El huevo juega un papel protagonista en el capítulo dietético: es relativamente bajo en grasas y aporta altos contenidos de proteínas, minerales y vitaminas, que lo hacen particularmente indicado para las etapas de crecimiento, vejez, y en mujeres embarazadas o en período de lactancia. Es importante conocer el origen del huevo, información que puedes ver en el código impreso en la cáscara, obligatorio desde el año 2004.

El primer dígito es el que más nos interesa porque indica la forma de criar y alimentar de las gallinas, puede ser 0, 1, 2 o 3.

Al primer dígito (que nos indica la forma de cría de las gallinas), le siguen dos letras que nos indica la procedencia de los huevos dentro de los países miembros de la Unión Europea, generalmente veremos las letras ES, que significa España y el resto de números pertenecen al código de identificación del productor.

Código 0: Si el código empieza con un “0” significa que los huevos son de gallinas camperas, estas gallinas no están enjauladas, sino que están en el campo al aire libre con espacio para moverse y su alimentación consiste como mínimo en un 80% de cereales ecológicos. Además está muy limitado el uso de antibióticos y otros medicamentos. La cría de gallinas en este tipo de instalaciones ecológicas, está muy controlado. Estos son los llamados “huevos ecológicos”.

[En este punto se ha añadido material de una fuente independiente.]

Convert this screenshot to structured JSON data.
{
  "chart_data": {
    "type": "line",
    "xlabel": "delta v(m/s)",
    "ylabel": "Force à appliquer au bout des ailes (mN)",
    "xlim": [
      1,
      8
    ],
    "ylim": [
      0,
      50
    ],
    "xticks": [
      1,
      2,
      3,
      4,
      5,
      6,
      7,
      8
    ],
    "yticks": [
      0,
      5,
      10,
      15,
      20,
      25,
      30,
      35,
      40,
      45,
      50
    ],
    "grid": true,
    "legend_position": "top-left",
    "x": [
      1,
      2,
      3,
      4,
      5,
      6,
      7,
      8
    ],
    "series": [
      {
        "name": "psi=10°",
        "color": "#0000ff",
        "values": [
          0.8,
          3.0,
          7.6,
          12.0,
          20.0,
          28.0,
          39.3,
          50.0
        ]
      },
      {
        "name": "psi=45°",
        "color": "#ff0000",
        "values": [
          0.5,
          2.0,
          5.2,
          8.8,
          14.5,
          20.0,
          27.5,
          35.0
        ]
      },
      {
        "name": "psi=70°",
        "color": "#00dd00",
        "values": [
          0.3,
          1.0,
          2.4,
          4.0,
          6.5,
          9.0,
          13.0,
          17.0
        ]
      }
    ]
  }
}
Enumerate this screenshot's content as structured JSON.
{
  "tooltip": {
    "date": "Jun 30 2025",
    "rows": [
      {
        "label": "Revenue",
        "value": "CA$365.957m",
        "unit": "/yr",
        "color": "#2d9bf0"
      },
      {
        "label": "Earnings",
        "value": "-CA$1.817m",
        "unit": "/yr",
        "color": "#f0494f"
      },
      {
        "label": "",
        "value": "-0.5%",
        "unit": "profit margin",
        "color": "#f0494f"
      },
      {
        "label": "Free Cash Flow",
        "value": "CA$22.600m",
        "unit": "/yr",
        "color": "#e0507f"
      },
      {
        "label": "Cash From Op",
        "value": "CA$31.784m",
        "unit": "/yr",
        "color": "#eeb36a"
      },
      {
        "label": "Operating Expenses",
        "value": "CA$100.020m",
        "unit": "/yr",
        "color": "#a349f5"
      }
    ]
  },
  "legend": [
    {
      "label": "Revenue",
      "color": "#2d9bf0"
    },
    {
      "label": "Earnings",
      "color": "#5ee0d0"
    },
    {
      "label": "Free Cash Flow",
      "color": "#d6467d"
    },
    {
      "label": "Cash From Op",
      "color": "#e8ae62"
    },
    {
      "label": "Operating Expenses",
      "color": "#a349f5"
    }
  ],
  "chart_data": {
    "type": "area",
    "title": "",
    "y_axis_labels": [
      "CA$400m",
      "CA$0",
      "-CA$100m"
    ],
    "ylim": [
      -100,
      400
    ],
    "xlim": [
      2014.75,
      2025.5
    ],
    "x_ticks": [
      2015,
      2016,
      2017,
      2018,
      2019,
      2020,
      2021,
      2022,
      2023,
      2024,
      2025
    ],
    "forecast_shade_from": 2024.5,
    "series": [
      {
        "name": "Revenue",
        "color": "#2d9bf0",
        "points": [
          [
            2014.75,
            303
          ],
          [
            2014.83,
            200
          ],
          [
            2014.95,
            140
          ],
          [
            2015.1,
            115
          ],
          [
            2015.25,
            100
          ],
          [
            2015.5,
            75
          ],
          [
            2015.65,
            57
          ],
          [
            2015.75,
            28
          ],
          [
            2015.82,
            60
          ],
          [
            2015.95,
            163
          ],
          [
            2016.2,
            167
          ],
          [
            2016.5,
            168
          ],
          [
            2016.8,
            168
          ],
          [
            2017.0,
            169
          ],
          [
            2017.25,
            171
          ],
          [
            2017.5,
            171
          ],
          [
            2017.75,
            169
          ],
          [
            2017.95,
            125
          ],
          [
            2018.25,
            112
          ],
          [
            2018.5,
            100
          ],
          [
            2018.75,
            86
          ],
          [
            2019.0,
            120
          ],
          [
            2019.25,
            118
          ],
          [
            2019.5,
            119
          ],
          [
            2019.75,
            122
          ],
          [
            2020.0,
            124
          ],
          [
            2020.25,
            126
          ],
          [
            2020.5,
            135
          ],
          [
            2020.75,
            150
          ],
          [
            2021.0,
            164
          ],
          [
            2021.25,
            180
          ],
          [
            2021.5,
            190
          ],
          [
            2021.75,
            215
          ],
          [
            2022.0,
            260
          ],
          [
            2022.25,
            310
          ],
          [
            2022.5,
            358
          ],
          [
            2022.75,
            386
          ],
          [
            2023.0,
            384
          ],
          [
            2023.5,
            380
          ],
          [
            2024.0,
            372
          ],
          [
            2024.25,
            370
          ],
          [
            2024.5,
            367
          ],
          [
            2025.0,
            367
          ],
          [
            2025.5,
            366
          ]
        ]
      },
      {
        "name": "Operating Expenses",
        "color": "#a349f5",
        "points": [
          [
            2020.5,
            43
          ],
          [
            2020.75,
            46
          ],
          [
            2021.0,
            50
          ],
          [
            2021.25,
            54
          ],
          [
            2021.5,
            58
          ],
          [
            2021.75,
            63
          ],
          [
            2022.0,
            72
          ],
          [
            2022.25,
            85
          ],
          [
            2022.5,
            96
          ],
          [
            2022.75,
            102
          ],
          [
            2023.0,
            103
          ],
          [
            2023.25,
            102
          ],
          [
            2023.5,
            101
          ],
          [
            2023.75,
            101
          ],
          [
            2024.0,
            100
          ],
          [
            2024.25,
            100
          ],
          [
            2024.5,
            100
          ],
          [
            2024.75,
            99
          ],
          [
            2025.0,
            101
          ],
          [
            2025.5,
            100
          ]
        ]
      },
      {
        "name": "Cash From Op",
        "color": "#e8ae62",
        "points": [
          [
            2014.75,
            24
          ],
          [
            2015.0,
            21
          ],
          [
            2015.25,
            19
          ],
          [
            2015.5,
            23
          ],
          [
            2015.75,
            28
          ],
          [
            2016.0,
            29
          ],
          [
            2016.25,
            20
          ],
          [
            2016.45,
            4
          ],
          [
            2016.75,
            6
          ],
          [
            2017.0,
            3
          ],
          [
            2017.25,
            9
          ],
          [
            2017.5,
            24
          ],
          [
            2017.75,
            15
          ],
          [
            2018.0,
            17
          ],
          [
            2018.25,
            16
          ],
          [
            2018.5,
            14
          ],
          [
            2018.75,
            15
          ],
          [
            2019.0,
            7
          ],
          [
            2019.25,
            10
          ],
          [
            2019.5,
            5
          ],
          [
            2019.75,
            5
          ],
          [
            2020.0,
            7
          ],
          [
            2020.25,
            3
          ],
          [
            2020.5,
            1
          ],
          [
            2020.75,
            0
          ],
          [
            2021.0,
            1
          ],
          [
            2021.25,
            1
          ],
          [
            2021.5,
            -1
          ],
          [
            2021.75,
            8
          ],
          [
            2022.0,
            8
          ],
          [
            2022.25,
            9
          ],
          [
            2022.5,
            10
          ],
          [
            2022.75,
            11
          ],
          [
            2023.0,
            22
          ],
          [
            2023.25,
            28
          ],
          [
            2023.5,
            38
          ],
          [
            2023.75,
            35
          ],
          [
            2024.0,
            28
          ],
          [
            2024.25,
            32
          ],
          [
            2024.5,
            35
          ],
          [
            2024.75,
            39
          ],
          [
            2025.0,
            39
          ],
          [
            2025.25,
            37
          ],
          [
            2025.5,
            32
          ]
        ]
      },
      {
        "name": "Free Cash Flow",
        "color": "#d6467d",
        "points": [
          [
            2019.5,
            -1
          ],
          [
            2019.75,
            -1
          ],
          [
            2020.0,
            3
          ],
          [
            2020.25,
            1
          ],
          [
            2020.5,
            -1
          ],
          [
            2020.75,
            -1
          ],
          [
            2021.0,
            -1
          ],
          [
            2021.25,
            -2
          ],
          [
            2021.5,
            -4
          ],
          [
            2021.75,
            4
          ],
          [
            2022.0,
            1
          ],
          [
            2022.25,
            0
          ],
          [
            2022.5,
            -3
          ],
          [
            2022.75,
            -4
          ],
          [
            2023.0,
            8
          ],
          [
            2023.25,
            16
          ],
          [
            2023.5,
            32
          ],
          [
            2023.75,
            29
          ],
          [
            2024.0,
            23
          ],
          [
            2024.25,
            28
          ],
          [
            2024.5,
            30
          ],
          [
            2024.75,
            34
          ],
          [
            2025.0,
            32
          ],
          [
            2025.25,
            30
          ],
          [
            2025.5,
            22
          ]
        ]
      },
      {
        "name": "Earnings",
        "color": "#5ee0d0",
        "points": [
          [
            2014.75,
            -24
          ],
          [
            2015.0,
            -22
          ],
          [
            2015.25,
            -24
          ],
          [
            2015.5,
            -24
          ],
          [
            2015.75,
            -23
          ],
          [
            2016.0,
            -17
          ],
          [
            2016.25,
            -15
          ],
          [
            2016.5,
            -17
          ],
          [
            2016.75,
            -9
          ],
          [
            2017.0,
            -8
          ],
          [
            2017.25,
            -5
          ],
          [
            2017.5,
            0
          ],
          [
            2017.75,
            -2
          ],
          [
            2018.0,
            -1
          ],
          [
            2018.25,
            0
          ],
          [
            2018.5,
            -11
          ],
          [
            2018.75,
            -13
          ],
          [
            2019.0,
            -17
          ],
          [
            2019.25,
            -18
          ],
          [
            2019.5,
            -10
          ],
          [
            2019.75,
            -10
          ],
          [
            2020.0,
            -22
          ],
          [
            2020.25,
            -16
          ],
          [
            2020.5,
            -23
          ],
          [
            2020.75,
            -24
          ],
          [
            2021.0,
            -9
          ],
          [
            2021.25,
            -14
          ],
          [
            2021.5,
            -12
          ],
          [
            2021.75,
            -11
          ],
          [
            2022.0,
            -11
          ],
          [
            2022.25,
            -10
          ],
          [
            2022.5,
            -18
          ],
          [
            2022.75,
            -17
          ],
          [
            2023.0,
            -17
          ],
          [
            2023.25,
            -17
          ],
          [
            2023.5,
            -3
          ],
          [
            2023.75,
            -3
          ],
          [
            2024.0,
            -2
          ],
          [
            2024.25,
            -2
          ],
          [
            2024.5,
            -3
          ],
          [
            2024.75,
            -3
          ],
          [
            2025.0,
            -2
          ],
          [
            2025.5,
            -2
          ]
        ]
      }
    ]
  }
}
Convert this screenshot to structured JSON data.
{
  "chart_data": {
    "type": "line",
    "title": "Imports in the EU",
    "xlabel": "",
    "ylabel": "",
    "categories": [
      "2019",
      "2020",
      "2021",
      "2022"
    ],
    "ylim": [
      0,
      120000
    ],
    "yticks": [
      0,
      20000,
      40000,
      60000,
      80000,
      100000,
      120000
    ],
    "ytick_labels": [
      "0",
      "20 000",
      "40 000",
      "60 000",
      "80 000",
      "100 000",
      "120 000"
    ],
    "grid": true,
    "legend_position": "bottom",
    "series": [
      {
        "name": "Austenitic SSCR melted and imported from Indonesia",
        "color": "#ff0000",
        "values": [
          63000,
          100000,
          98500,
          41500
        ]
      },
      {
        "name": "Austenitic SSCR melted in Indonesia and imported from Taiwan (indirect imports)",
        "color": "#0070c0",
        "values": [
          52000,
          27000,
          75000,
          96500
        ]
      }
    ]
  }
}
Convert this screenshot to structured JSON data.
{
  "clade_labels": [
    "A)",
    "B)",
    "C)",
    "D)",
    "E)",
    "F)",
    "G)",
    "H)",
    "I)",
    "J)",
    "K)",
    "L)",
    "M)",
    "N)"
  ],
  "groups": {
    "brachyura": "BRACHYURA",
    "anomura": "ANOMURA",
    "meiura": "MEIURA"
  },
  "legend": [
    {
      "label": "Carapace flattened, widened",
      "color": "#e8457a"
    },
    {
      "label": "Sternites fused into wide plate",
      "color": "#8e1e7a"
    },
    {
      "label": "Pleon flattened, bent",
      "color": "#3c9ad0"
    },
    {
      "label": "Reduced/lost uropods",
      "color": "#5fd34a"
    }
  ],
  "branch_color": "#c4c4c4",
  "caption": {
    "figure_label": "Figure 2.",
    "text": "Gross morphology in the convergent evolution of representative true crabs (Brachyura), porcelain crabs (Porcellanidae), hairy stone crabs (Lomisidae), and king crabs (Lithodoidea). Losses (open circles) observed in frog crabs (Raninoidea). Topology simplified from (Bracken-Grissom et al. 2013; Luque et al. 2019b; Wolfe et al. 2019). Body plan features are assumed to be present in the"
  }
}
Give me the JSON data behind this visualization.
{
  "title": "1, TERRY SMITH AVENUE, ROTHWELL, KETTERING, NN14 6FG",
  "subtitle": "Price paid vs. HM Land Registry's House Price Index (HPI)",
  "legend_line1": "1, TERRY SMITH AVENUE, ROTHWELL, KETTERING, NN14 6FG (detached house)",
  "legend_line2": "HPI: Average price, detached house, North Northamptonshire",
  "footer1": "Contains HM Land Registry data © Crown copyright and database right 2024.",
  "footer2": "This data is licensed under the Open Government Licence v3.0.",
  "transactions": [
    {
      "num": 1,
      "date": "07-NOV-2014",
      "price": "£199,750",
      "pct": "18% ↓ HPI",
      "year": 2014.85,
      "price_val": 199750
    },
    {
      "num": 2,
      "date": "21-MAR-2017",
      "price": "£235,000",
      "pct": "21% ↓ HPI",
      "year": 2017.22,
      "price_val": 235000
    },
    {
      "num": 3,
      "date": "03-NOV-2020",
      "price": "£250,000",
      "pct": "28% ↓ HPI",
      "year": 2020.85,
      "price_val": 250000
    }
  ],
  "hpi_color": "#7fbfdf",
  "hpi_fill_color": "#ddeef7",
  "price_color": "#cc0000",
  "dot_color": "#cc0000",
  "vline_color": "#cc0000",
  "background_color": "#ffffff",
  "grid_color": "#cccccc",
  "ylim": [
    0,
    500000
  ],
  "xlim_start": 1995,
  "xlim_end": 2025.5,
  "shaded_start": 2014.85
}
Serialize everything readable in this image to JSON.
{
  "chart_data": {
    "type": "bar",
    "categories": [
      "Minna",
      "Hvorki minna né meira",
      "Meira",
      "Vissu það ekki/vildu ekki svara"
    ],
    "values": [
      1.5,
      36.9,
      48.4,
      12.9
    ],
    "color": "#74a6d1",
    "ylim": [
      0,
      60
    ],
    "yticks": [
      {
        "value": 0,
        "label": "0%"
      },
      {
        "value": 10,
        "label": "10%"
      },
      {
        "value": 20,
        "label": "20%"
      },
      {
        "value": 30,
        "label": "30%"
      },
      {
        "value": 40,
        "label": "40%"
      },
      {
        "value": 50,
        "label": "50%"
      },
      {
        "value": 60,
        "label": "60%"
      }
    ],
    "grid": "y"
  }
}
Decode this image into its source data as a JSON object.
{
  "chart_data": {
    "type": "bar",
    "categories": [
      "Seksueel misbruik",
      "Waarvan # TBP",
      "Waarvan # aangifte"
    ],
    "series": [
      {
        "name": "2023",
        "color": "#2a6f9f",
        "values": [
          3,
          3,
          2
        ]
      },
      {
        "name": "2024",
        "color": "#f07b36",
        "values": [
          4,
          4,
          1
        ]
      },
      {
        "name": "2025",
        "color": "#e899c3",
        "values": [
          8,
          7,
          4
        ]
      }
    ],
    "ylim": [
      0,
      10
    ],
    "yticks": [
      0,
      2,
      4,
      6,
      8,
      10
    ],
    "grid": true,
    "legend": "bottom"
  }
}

El “1” indica la proveniencia de gallinas criadas en una nave pero con la posibilidad de salir al exterior y moverse, picotear, escarbar y darse baños de arena con cierta libertad. La densidad de las gallinas fuera del gallinero no puede superar a una por cada 4 metros cuadrados. No hay control sobre su alimentación.

La diferencia entre los huevos código 0 y 1 reside en la alimentación de las gallinas: aunque en ambos casos están en libertad, el 80% de la alimentación de huevos numero 0 debe proceder de la agricultura ecológica, limitándose también el uso de antibióticos y medicamentos.

El “2” indica que los huevos provienen de gallinas que han sido criadas en el suelo de de naves densamente pobladas, de hasta 12 gallinas por metro cuadrado. No están en jaulas, pero nunca salen al exterior y apenas tienen espacio para moverse.

El amoniaco y el hedor de las heces contaminan el aire y proliferan las enfermedades.

Se les controla la iluminación para una máxima productividad. No hay control sobre su alimentación.

El  “3” proviene de gallinas “criadas en jaulas en batería”. En el mundo el 60% de los huevos de producción proviene de este tipo de instalaciones. Las gallinas están dentro de jaulas diseñadas especialmente para facilitar la recogida de los huevos, evitando que se ensucien con los excrementos. Tienen acceso continuo a agua y a una alimentación no controlada. Estas instalaciones facilitan el control sanitario y la limpieza pero eso va a costa del movimiento de las aves, que es nulo, ya que no pueden ni tan siquiera extender sus alas. El espacio del que dispone cada gallina es más pequeño que una hoja del formato A4. El estar enjaulado causa múltiple lesiones en las patas y las plumas y mucho estrés. Por eso, a los pollitos, cuando aún son pequeños y antes de empezar a producir huevos, se les corta el pico para que, cuando estén estresados, no puedan picarse el uno al otro. Se les controla la iluminación para aumentar su productividad. Una gallina tratada así apenas vive unos meses mientras una gallina en libertad vive más de 10 años.

En este mundo no sólo existe aquello que podemos visualizar y tocar, sino también existe una parte que no podemos visualizar que es el campo energético. Todos tenemos nuestro campo energético que va cambiando según lo que hacemos, lo que comemos, lo que pensamos y lo que sentimos. Así que, aunque quizás no se nota diferencia entre el sabor de los huevos provenientes de gallinas camperas o gallinas enjauladas, hay que tener en cuenta que el sufrimiento de estas aves pasa a nuestro organismo a través de los huevos que comemos, ya que el campo energético de los huevos ecológicos no es igual al de los huevos de las gallinas enjauladas.

Hoy en día, los huevos con código 0 se encuentran en todas las tiendas de productos biológicos y los huevos de código 1 en varios supermercados grandes con la etiqueta de gallinas camperas.